The Quran is a book of many levels and can be interpreted in many ways. The Quran’s flexibility and universality has allowed it to become the spiritual guide for many different forms of worship. Today it can be read and understood as an “agnostic” interpretation which changes nothing of its universal message and its unchanging indications on how to live a good and just existence.

In order to live in peace with Nature and oneself it is necessary to recognize the needs of nature as a whole; and this can go from a positive approach of respecting local animals (including humans!) and trees and the bees to the destructive carelessness which leads to unbalancing the rest of the universe in some way.

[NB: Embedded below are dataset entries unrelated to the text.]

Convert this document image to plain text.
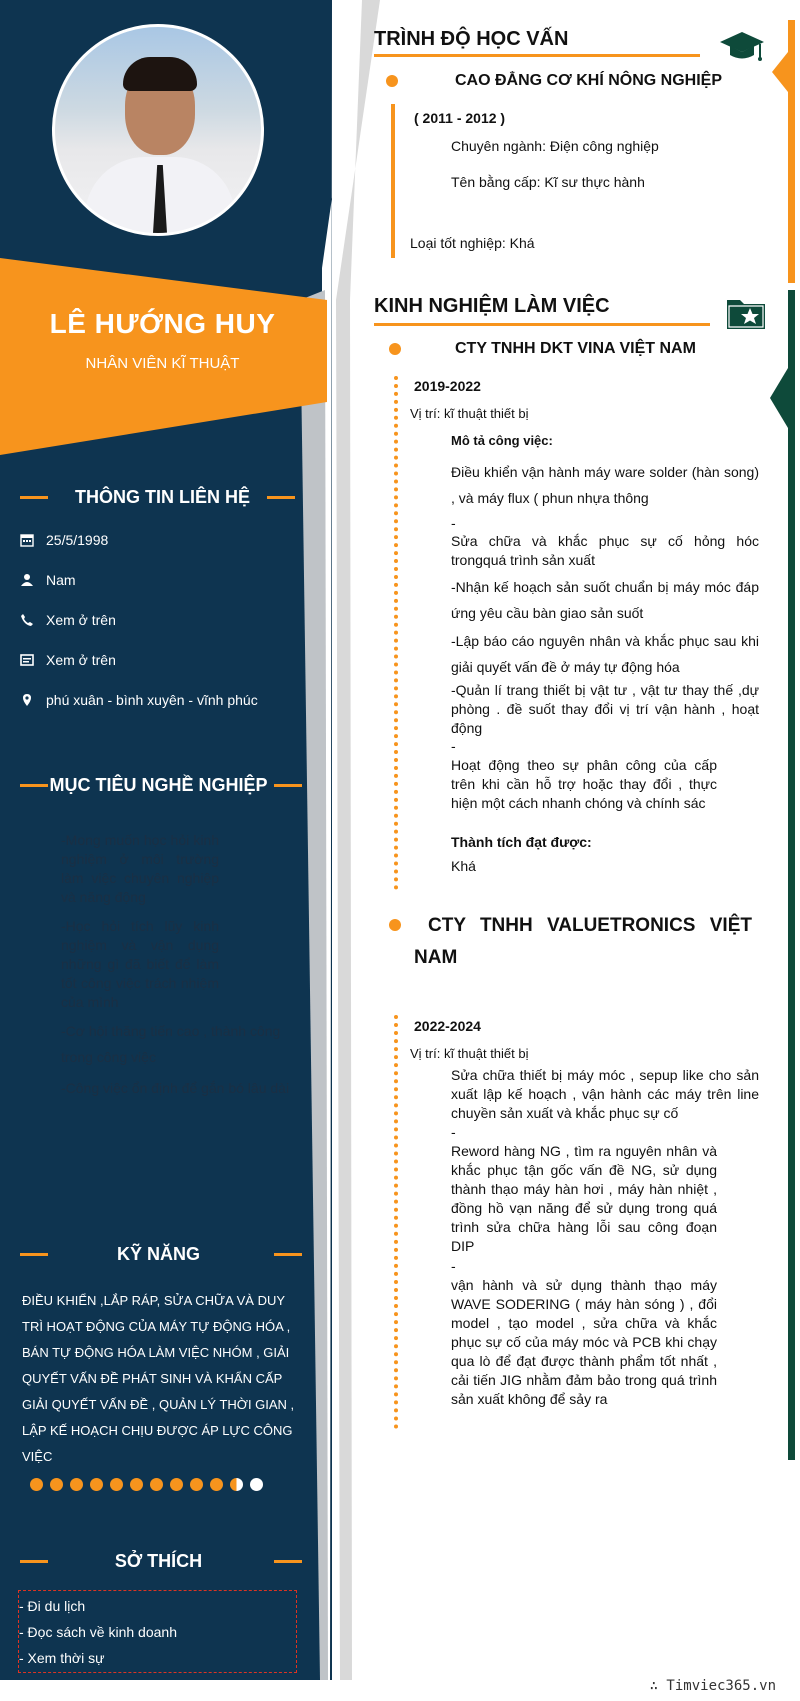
LÊ HƯỚNG HUY
NHÂN VIÊN KĨ THUẬT
THÔNG TIN LIÊN HỆ
25/5/1998
Nam
Xem ở trên
Xem ở trên
phú xuân - bình xuyên - vĩnh phúc
MỤC TIÊU NGHỀ NGHIỆP
-Mong muốn học hỏi kinh nghiệm ở môi trường làm việc chuyên nghiệp và năng động
-Học hỏi tích lũy kinh nghiệm và vận dụng những gì đã biết để làm tốt công việc trách nhiệm của mình
-Cơ hội thăng tiến cao , thành công trong công việc
-Công việc ổn định để gắn bó lâu dài
KỸ NĂNG
ĐIỀU KHIỂN ,LẮP RÁP, SỬA CHỮA VÀ DUY TRÌ HOẠT ĐỘNG CỦA MÁY TỰ ĐỘNG HÓA , BÁN TỰ ĐỘNG HÓA LÀM VIỆC NHÓM , GIẢI QUYẾT VẤN ĐỀ PHÁT SINH VÀ KHẨN CẤP GIẢI QUYẾT VẤN ĐỀ , QUẢN LÝ THỜI GIAN , LẬP KẾ HOẠCH CHỊU ĐƯỢC ÁP LỰC CÔNG VIỆC
SỞ THÍCH
- Đi du lịch
- Đọc sách về kinh doanh
- Xem thời sự
TRÌNH ĐỘ HỌC VẤN
CAO ĐẲNG CƠ KHÍ NÔNG NGHIỆP
( 2011 - 2012 )
Chuyên ngành: Điện công nghiệp
Tên bằng cấp: Kĩ sư thực hành
Loại tốt nghiệp: Khá
KINH NGHIỆM LÀM VIỆC
CTY TNHH DKT VINA VIỆT NAM
2019-2022
Vị trí: kĩ thuật thiết bị
Mô tả công việc:
Điều khiển vận hành máy ware solder (hàn song) , và máy flux ( phun nhựa thông
-
Sửa chữa và khắc phục sự cố hỏng hóc trongquá trình sản xuất
-Nhận kế hoạch sản suốt chuẩn bị máy móc đáp ứng yêu cầu bàn giao sản suốt
-Lập báo cáo nguyên nhân và khắc phục sau khi giải quyết vấn đề ở máy tự động hóa
-Quản lí trang thiết bị vật tư , vật tư thay thế ,dự phòng . đề suốt thay đổi vị trí vận hành , hoạt động
-
Hoạt động theo sự phân công của cấp trên khi cần hỗ trợ hoặc thay đổi , thực hiện một cách nhanh chóng và chính sác
Thành tích đạt được:
Khá
CTY TNHH VALUETRONICS VIỆT NAM
2022-2024
Vị trí: kĩ thuật thiết bị
Sửa chữa thiết bị máy móc , sepup like cho sản xuất lập kế hoạch , vận hành các máy trên line chuyền sản xuất và khắc phục sự cố
-
Reword hàng NG , tìm ra nguyên nhân và khắc phục tận gốc vấn đề NG, sử dụng thành thạo máy hàn hơi , máy hàn nhiệt , đồng hồ vạn năng để sử dụng trong quá trình sửa chữa hàng lỗi sau công đoạn DIP
-
vận hành và sử dụng thành thạo máy WAVE SODERING ( máy hàn sóng ) , đổi model , tạo model , sửa chữa và khắc phục sự cố của máy móc và PCB khi chạy qua lò để đạt được thành phẩm tốt nhất , cải tiến JIG nhằm đảm bảo trong quá trình sản xuất không để sảy ra
∴ Timviec365.vn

Prioritisation of the communal over the individual is one of the keys to a peace-loving and fair society, and Islam promotes this type of attitude strongly.

Learning. “Read!”, the Quran’s famous intimation to Muhammad by the Angel Gabriel, is the clearest incentive to the need of learning and understanding for any true faith, and learning means, by definition, going outside the “known” and exploring different voices and beliefs for the answers they can give, in space and in time. In these times of crisis of Western ideals, politics, and even the of the economic principles which have been pursued for the last 200 years, the example of Islam can give new direction and certainty to the very positive achievements which have been improving our material lives.

The Quran does not need changing; it simply needs explaining, leaving the revered and undoubtedly unique and extraordinary original untouched. It needs capable, knowledgeable and dedicated people of a very high calibre to transform the examples used in the Quran to explain the Universal principles which it commands us to obey with examples relevant to our fast, confusing and blindly materialistic existence of today. It may lose some of its fascination, lore and poetic genius but it will still teach exactly the same principles of behaviour and ethics of Mohammad’s revelations.